To wrap things up, we've explored three fantastic methods to find the maximum value of Q = xy given the constraint x + y = 70. We saw how algebraic substitution transforms the problem into analyzing a downward-opening parabola, revealing the maximum at its vertex. Then, we used calculus, specifically derivatives, to find the point where the function's slope is zero, confirming a maximum. Finally, we touched upon the intuitive principle that for a fixed sum, the product is maximized when the numbers are equal, a concept related to the AM-GM inequality.
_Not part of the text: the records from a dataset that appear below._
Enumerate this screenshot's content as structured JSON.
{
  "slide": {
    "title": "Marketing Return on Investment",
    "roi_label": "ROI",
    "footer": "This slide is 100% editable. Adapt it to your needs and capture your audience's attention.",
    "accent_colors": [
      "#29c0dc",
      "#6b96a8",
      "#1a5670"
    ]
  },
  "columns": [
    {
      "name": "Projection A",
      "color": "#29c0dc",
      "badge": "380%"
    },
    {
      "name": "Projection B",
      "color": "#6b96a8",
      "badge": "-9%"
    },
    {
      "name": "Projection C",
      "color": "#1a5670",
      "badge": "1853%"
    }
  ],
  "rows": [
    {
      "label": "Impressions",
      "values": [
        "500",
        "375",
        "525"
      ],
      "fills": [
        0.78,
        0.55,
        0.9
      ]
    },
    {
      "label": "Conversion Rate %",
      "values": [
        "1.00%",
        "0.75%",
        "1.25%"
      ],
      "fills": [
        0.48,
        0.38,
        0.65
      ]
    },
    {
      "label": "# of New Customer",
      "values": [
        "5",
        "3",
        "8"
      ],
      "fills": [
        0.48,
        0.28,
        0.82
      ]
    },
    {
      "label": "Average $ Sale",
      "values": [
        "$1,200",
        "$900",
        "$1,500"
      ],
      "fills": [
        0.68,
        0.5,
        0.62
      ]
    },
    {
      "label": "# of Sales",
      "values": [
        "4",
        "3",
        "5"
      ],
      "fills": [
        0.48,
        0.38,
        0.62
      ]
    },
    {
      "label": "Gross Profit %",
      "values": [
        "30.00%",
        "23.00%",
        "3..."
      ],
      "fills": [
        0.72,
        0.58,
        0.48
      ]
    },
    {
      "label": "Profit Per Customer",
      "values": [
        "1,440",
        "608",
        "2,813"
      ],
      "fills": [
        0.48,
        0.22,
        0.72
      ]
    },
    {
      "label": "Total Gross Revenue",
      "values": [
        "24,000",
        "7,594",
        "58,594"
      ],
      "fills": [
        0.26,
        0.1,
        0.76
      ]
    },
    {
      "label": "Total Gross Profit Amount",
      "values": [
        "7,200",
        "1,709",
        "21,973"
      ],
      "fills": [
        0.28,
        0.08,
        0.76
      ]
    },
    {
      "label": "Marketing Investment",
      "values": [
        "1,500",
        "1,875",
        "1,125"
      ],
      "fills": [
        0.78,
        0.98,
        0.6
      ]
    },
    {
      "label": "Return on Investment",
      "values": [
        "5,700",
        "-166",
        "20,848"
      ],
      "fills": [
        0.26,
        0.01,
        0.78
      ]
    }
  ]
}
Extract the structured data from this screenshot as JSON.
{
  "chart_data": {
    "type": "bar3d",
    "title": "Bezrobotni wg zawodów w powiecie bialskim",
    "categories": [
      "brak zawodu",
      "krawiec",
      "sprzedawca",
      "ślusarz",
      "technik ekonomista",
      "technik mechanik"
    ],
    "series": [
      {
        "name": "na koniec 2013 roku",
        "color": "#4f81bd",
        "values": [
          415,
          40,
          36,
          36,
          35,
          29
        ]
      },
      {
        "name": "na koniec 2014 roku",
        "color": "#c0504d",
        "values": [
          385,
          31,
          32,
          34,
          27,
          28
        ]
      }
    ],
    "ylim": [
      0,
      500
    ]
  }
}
In every case, the result is consistent: the maximum value of Q is 1225, achieved when x = 35 and y = 35. This problem is a cornerstone for understanding optimization, a skill vital in countless fields. Understanding these approaches equips you with powerful tools for tackling similar challenges, whether in exams or real-world applications. Keep experimenting and exploring the elegance of mathematics!